(Bloomberg) - A prolonged Iran war is a risk to the bank-stock powered rallies in Japan and Europe as investors abandon these markets in favor of exposure to oil and the US dollar, Bank of America’s Michael Hartnett said.
Investors are likely to shift to assets that are “beneficiaries of extended conflict,” at the expense of “oil importers with minimal energy equity exposure,” such as Korea, Japan and Europe, the strategist said. US technology and global defense are among sectors that could gain during this rotation.

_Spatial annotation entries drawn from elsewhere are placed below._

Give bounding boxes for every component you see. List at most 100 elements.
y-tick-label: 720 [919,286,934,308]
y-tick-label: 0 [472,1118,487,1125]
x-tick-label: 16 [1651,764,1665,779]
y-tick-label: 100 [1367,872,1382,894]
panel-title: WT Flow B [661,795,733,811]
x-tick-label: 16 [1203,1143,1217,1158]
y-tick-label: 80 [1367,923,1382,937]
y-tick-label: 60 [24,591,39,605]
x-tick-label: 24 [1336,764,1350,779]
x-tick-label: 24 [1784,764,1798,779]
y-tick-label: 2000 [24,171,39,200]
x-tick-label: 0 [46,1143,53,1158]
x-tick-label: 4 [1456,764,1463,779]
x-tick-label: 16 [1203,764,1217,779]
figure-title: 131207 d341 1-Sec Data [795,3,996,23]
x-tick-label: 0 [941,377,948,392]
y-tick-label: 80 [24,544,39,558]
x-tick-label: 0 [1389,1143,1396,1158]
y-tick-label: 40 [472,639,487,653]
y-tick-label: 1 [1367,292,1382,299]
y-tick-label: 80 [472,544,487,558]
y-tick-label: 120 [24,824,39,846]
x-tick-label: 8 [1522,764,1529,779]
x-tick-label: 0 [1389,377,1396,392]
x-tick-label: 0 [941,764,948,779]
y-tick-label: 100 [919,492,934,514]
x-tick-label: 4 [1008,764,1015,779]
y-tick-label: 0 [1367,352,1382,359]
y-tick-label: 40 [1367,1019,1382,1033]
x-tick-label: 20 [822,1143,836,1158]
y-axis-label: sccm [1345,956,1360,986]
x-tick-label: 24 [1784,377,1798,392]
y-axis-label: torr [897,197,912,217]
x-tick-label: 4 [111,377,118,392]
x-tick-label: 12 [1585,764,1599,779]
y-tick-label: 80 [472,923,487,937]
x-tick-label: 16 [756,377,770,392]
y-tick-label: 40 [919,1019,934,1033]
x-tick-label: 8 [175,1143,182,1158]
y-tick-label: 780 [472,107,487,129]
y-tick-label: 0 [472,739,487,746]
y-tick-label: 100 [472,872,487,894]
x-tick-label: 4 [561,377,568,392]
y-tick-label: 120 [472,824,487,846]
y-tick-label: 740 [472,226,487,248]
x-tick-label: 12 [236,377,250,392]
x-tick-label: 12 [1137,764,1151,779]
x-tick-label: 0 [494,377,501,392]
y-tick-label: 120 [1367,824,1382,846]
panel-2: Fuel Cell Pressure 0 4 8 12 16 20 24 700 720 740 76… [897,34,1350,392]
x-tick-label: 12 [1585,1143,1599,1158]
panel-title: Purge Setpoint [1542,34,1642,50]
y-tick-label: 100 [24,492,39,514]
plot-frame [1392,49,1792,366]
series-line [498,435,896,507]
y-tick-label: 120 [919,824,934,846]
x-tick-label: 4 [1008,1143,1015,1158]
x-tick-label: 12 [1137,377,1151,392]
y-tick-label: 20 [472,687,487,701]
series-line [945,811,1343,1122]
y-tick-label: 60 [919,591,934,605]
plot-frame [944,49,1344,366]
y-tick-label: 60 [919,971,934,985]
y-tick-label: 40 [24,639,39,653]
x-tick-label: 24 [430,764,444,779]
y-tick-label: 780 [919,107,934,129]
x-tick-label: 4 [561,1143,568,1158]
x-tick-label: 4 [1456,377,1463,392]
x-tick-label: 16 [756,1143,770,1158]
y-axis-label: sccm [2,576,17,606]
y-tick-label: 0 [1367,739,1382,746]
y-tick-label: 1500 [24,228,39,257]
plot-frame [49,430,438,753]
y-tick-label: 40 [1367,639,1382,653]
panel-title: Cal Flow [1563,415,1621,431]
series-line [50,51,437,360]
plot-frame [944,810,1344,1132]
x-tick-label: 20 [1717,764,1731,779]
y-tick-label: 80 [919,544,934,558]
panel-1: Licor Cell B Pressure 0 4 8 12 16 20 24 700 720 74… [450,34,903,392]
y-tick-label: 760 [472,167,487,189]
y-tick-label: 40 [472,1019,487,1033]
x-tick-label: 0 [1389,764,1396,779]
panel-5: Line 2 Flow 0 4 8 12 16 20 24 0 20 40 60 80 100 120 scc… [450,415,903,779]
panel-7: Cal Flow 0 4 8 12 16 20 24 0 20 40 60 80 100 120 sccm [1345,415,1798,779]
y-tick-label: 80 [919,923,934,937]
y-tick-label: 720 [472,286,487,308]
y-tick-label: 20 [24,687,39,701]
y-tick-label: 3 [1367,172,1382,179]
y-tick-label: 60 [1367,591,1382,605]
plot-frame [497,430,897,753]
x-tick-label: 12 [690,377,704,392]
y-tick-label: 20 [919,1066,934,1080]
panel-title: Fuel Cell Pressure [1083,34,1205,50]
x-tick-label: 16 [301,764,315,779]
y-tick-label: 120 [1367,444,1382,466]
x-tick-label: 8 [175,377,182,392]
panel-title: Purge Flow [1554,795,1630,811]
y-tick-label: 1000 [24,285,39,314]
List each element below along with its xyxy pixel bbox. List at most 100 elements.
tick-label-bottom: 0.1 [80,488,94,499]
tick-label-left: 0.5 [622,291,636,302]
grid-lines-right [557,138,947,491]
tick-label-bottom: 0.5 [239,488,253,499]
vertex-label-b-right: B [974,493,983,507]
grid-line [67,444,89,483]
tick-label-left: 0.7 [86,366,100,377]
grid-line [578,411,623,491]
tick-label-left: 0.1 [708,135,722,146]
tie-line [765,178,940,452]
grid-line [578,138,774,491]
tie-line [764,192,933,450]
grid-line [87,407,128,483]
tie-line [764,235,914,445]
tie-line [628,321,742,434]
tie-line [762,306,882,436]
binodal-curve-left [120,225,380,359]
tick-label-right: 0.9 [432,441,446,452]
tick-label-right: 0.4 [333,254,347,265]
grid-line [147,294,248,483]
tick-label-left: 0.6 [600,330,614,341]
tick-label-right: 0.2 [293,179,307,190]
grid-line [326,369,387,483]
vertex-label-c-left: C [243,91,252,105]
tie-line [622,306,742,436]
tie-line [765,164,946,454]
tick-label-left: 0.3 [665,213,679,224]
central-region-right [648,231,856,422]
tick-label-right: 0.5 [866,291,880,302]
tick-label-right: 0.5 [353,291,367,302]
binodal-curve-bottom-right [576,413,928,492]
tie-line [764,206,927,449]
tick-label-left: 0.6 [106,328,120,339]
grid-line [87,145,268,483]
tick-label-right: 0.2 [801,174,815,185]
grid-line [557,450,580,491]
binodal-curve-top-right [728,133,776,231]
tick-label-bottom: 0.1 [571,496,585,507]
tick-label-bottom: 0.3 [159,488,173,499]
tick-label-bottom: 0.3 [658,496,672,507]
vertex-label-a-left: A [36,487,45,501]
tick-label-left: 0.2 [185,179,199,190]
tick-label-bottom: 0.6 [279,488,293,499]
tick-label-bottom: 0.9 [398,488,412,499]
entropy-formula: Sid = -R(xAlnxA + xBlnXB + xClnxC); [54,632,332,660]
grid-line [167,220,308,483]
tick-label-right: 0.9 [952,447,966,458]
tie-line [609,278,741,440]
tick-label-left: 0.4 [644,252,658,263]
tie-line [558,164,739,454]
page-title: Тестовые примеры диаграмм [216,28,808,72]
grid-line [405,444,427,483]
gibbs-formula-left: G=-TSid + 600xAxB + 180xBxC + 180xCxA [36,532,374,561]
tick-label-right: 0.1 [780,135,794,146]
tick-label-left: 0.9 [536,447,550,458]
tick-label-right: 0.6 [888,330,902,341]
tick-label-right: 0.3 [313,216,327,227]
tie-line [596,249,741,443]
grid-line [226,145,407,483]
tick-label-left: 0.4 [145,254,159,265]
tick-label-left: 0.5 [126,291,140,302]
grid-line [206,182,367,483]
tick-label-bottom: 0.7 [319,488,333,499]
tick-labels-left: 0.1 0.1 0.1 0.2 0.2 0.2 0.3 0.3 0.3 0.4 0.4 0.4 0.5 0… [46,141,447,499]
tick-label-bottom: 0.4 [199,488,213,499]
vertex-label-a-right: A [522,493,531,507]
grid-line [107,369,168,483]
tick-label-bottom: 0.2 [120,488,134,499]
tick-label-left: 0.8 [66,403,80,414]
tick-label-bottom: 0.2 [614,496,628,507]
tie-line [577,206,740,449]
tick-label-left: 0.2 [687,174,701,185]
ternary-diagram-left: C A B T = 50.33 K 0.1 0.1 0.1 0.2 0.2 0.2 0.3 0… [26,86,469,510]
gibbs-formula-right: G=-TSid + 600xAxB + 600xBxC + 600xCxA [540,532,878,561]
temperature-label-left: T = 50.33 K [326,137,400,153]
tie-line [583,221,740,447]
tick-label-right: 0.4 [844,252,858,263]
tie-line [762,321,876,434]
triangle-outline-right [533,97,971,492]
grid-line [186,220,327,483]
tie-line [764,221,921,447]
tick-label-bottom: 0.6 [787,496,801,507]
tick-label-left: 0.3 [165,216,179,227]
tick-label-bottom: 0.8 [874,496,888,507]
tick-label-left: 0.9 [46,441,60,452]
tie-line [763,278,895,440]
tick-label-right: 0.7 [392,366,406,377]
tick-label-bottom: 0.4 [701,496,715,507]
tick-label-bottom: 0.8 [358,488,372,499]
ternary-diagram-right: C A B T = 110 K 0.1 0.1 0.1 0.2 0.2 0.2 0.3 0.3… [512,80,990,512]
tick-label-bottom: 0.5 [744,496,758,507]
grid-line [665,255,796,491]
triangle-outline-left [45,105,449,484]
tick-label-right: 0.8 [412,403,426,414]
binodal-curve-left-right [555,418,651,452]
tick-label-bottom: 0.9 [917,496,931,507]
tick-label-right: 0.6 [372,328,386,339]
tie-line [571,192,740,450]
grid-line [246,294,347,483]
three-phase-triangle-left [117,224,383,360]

It’s a scenario that has already started playing out since the US and Israel launched their attacks against Iran and as the conflict has spread. European stocks are on course for their worst weekly drop since last April’s tariff turmoil and the same is true of Japan’s Nikkei 225 index. Volatile trading in Korean equities saw the Kospi index notch both a record decline and the biggest gain since 2008.
The war has entered a seventh day, with investors focused on the near-total halt to energy shipments through the crucial Strait of Hormuz. Hartnett said further escalation of the conflict could include an “all-in” effort from America to “secure oil supply to power US AI supremacy.”
The outbreak of war threatens to upend a long-standing call by Hartnett to favor assets outside the US. The strategist has maintained a preference for international equities since late 2024, a recommendation that proved prescient as the S&P 500’s 15% gain over that period trailed an advance of 33% in the MSCI ACWI ex-US Index.